Surentraînement : les signes qui ne trompent pas
« Plus j'en fais, mieux c'est » : ce raisonnement semble logique, mais il conduit droit au surentraînement. Le syndrome de surentraînement (SSE) touche 10 à 20 % des athlètes d'endurance à un moment ou un autre. Le reconnaître tôt fait la différence entre une semaine de repos et des mois de galère.
Surcharge fonctionnelle vs surentraînement
Il faut distinguer trois stades :
- Surcharge fonctionnelle — fatigue normale après un bloc d'entraînement intense. 2-3 jours de repos suffisent pour récupérer. C'est le processus normal de supercompensation
- Surcharge non-fonctionnelle — fatigue qui persiste malgré 1-2 semaines de repos. Les performances stagnent ou régressent. Récupération en 2 à 8 semaines
- Syndrome de surentraînement — état chronique avec perturbations hormonales, immunitaires et psychologiques. Récupération en mois — parfois plus de 6 mois
Les signes d'alerte
Signes physiques
- FC de repos anormalement élevée le matin (+ 5-10 bpm par rapport à la normale)
- Contre-performances inexpliquées malgré un entraînement régulier
- Jambes lourdes persistantes, même après un jour de repos
- Infections à répétition (rhumes, maux de gorge)
- Perte d'appétit et perte de poids involontaire
Signes psychologiques
- Irritabilité et sautes d'humeur
- Perte de motivation pour courir (un signe très révélateur)
- Troubles du sommeil (insomnie ou sommeil non réparateur)
- Difficulté de concentration au travail
Signaux d'entraînement
- Incapacité à atteindre les allures habituelles
- Sensation d'effort disproportionnée pour des séances faciles
- Baisse du VO₂max estimé sur la montre GPS
- Temps de récupération anormalement longs entre les séances
Comment prévenir
- Respecter le 80/20 (endurance / intensité)
- Semaine de décharge toutes les 3-4 semaines
- Surveiller sa FC de repos quotidiennement
- Dormir suffisamment (7-9 h)
- Périodiser l'entraînement
Facteurs de risque
- Augmentation brutale du volume (> 20 %/semaine)
- Trop d'intensité, pas assez d'endurance fondamentale
- Stress professionnel ou personnel ajouté
- Sous-alimentation ou régime restrictif
- Manque de sommeil chronique
Que faire si vous êtes surentraîné ?
- Arrêter l'entraînement intense — pas de fractionné, pas de seuil.

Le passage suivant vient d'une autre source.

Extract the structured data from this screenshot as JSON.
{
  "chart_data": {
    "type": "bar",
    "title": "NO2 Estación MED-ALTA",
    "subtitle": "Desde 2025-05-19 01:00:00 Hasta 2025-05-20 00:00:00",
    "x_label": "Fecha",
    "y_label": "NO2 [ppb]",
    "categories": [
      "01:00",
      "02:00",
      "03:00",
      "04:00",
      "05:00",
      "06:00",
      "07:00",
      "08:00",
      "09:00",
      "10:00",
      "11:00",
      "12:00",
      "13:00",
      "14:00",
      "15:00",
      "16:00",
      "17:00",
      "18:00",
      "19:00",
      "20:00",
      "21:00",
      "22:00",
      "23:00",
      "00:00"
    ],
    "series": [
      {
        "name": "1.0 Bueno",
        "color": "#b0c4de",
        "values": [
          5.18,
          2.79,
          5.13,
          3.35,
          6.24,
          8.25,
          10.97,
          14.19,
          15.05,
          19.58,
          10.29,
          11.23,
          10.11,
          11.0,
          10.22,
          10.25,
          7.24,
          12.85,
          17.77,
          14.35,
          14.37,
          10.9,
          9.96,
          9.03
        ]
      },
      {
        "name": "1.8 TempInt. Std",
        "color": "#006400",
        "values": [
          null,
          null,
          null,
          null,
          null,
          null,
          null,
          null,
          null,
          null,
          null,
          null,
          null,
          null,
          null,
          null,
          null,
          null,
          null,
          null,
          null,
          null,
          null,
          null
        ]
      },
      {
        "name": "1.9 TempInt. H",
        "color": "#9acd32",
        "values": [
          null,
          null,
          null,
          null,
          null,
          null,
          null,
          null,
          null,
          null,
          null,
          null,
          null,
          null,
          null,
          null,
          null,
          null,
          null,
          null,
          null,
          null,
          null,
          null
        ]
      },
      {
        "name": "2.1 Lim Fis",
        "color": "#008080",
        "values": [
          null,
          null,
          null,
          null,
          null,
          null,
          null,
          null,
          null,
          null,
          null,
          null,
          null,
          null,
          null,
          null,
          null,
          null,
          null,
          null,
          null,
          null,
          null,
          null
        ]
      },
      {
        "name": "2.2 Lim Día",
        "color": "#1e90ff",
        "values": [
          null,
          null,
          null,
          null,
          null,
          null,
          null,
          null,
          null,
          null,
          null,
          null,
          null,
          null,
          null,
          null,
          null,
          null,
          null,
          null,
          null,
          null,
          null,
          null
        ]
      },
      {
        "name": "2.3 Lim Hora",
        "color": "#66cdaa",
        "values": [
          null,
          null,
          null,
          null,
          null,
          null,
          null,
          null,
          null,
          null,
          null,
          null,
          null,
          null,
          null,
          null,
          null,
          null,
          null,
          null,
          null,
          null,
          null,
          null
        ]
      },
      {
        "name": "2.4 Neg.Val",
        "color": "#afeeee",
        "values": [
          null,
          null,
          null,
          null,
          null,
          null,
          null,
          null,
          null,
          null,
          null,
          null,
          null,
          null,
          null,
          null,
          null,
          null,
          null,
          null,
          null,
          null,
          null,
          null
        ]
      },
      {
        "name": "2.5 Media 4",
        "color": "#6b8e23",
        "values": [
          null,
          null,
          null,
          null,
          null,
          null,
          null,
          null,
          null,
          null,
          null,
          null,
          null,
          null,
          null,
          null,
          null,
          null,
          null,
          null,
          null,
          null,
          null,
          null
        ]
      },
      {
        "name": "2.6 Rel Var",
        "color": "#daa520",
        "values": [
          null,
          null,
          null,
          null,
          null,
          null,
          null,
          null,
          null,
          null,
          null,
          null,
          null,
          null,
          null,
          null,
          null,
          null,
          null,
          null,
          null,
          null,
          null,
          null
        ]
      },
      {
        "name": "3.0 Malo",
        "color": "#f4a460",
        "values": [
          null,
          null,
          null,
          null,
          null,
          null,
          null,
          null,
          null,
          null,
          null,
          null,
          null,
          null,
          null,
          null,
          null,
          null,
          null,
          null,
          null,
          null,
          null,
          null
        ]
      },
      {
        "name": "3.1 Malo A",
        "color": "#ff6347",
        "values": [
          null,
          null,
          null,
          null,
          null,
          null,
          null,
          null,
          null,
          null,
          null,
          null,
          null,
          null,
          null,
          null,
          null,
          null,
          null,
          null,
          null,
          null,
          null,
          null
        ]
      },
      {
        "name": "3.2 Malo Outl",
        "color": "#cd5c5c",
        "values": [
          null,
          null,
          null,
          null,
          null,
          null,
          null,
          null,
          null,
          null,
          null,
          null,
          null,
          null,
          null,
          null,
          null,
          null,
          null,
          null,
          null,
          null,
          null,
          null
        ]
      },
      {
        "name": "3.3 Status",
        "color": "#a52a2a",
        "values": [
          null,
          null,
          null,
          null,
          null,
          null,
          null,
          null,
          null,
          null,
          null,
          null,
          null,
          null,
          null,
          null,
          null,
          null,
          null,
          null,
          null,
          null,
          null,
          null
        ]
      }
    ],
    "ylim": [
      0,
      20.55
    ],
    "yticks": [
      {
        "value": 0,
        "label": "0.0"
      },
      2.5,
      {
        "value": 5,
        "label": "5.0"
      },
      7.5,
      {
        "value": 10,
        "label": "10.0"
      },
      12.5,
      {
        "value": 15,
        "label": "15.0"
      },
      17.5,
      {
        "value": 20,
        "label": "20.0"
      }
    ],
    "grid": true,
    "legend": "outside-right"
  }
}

Marche et footing très léger uniquement
- Dormir — le sommeil est le premier outil de récupération. Viser 8-9 heures par nuit
- Manger suffisamment — augmenter l'apport en calories, glucides et protéines. Le corps a besoin d'énergie pour se réparer
- Réduire le stress global — l'entraînement n'est qu'un stress parmi d'autres. Le stress professionnel, familial, le manque de sommeil s'additionnent
- Reprendre très progressivement — suivre un protocole de reprise comme après une blessure
Le point clé : le surentraînement est un piège insidieux car ses premiers signes ressemblent à de la fatigue normale. La clé est de surveiller les tendances : FC de repos qui monte, motivation qui baisse, contre-performances qui s'accumulent. En cas de doute, une semaine de repos complet coûte moins cher que des mois de surentraînement chronique.
Questions fréquentes
Quels sont les premiers signes du surentraînement ?
Les signaux précoces sont une FC de repos élevée (+5-10 bpm), une fatigue persistante malgré le repos, des troubles du sommeil et une baisse de motivation inhabituelle.
Combien de temps faut-il pour récupérer d'un surentraînement ?
Le surentraînement léger se résout en 2-4 semaines de repos relatif. Les cas sévères peuvent nécessiter 2 à 6 mois de récupération complète.
Comment différencier fatigue normale et surentraînement ?
La fatigue normale disparaît après 1-2 jours de repos. Le surentraînement persiste malgré le repos et s'accompagne de contre-performances, d'irritabilité et de troubles du sommeil.